From Alabama to Argentina: workers’ rights in freefall
“The crisis for workers’ rights is no longer confined to the margins, it is now at the heart of democracies. Workers and their unions are fighting back. The struggle for workers’ rights is the fight for democracy itself,”
says Atle Høie, IndustriALL general secretary.
Three out of four countries deny workers the right to organize. Half of all countries arrested or detained workers for exercising their union rights. Violent attacks on workers rose by six per cent. Civil liberties violations, arrests, persecution and killing of trade union leaders, increased in 50 per cent of countries.
The findings reflect what members of IndustriALL affilaites experience. Union busting is explicitly identified as a tactic in the index, including in Estonia, the Netherlands, Poland, Serbia and Spain. In the United States, Mercedes-Benz spent more than U$600,000 on specialist anti-union firms at its Alabama plant while publicly claiming to respect workers’ rights. The US watchlist placement confirms that case is not an exception. It is part of a systemic pattern.
IndustriALL affiliates on the frontline
Argentina’s rating has collapsed from 3 to 5 in just two years, one of the steepest declines recorded. The country now appears on the ten worst countries list for the first time. IndustriALL affiliate the Unión Obrera Metalúrgica (UOMRA) is facing a judicial intervention to remove its democratically elected leadership, in direct violation of ILO Convention 87. IndustriALL has written to the UOMRA in solidarity and called on the Argentine authorities to respect union autonomy.
Other findings include:
- Fifty per cent of countries arrested or detained workers for exercising their union rights, including in the Democratic Republic of the Congo, Iraq, Indonesia and Albania.
- Violent attacks on workers increased by 6 per cent, including in India, Palestine, Ukraine and South Africa. Israeli forces raided the offices of the Palestinian General Federation of Trade Unions in Nablus.
- The ten worst countries for workers in 2026 are Argentina, Belarus, Ecuador, Egypt, Eswatini, Myanmar, Nigeria, Panama, Tunisia and Türkiye. Argentina and Panama are new entries on the list.
- Digital surveillance is increasingly being used to monitor and suppress organising activity.

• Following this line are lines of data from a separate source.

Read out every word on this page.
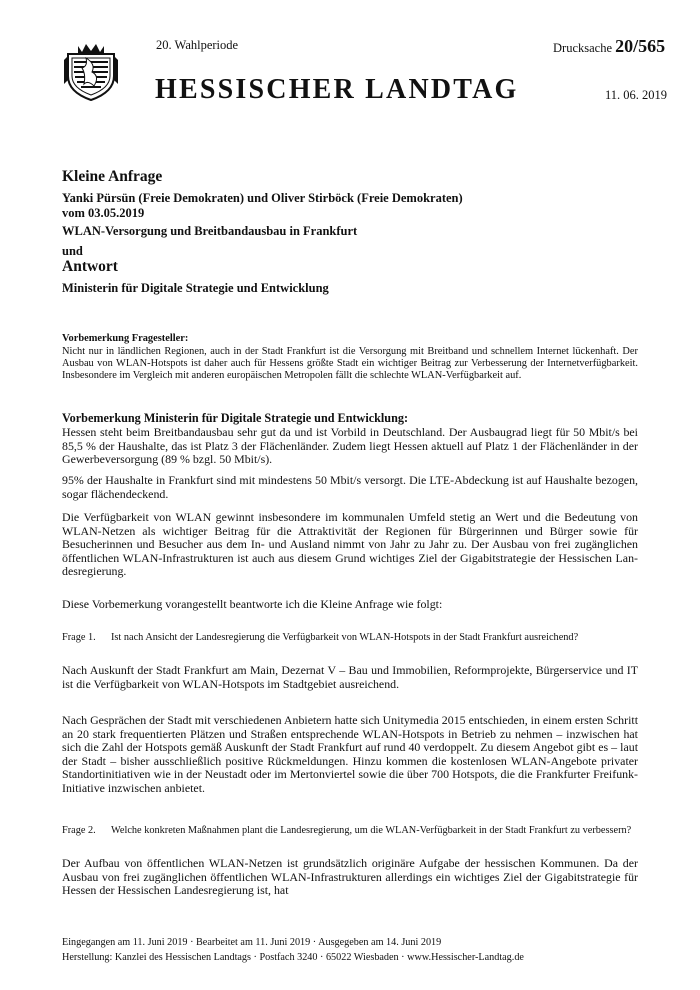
20. Wahlperiode	Drucksache 20/565
HESSISCHER LANDTAG	11. 06. 2019
Kleine Anfrage
Yanki Pürsün (Freie Demokraten) und Oliver Stirböck (Freie Demokraten)
vom 03.05.2019
WLAN-Versorgung und Breitbandausbau in Frankfurt
und
Antwort
Ministerin für Digitale Strategie und Entwicklung
Vorbemerkung Fragesteller:
Nicht nur in ländlichen Regionen, auch in der Stadt Frankfurt ist die Versorgung mit Breitband und schnellem Internet lückenhaft. Der Ausbau von WLAN-Hotspots ist daher auch für Hessens größte Stadt ein wichtiger Beitrag zur Verbesserung der Internetverfügbarkeit. Insbesondere im Vergleich mit anderen europäischen Metropolen fällt die schlechte WLAN-Verfügbarkeit auf.
Vorbemerkung Ministerin für Digitale Strategie und Entwicklung:
Hessen steht beim Breitbandausbau sehr gut da und ist Vorbild in Deutschland. Der Ausbaugrad liegt für 50 Mbit/s bei 85,5 % der Haushalte, das ist Platz 3 der Flächenländer. Zudem liegt Hessen aktuell auf Platz 1 der Flächenländer in der Gewerbeversorgung (89 % bzgl. 50 Mbit/s).
95% der Haushalte in Frankfurt sind mit mindestens 50 Mbit/s versorgt. Die LTE-Abdeckung ist auf Haushalte bezogen, sogar flächendeckend.
Die Verfügbarkeit von WLAN gewinnt insbesondere im kommunalen Umfeld stetig an Wert und die Bedeutung von WLAN-Netzen als wichtiger Beitrag für die Attraktivität der Regionen für Bürgerinnen und Bürger sowie für Besucherinnen und Besucher aus dem In- und Ausland nimmt von Jahr zu Jahr zu. Der Ausbau von frei zugänglichen öffentlichen WLAN-Infrastrukturen ist auch aus diesem Grund wichtiges Ziel der Gigabitstrategie der Hessischen Landesregierung.
Diese Vorbemerkung vorangestellt beantworte ich die Kleine Anfrage wie folgt:
Frage 1.	Ist nach Ansicht der Landesregierung die Verfügbarkeit von WLAN-Hotspots in der Stadt Frankfurt ausreichend?
Nach Auskunft der Stadt Frankfurt am Main, Dezernat V – Bau und Immobilien, Reformprojekte, Bürgerservice und IT ist die Verfügbarkeit von WLAN-Hotspots im Stadtgebiet ausreichend.
Nach Gesprächen der Stadt mit verschiedenen Anbietern hatte sich Unitymedia 2015 entschieden, in einem ersten Schritt an 20 stark frequentierten Plätzen und Straßen entsprechende WLAN-Hotspots in Betrieb zu nehmen – inzwischen hat sich die Zahl der Hotspots gemäß Auskunft der Stadt Frankfurt auf rund 40 verdoppelt. Zu diesem Angebot gibt es – laut der Stadt – bisher ausschließlich positive Rückmeldungen. Hinzu kommen die kostenlosen WLAN-Angebote privater Standortinitiativen wie in der Neustadt oder im Mertonviertel sowie die über 700 Hotspots, die die Frankfurter Freifunk-Initiative inzwischen anbietet.
Frage 2.	Welche konkreten Maßnahmen plant die Landesregierung, um die WLAN-Verfügbarkeit in der Stadt Frankfurt zu verbessern?
Der Aufbau von öffentlichen WLAN-Netzen ist grundsätzlich originäre Aufgabe der hessischen Kommunen. Da der Ausbau von frei zugänglichen öffentlichen WLAN-Infrastrukturen allerdings ein wichtiges Ziel der Gigabitstrategie für Hessen der Hessischen Landesregierung ist, hat
Eingegangen am 11. Juni 2019 · Bearbeitet am 11. Juni 2019 · Ausgegeben am 14. Juni 2019
Herstellung: Kanzlei des Hessischen Landtags · Postfach 3240 · 65022 Wiesbaden · www.Hessischer-Landtag.de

- Governments are sidelining unions, consulting them less before introducing or amending labour laws.
Says Atle Høie:
“Behind every one of these numbers is a worker who was arrested, a union leader who was threatened, a workplace where people were too afraid to organize. This is happening in countries that call themselves democracies. IndustriALL will not stand by while our affiliates and their members are criminalized for doing what every worker has the right to do.”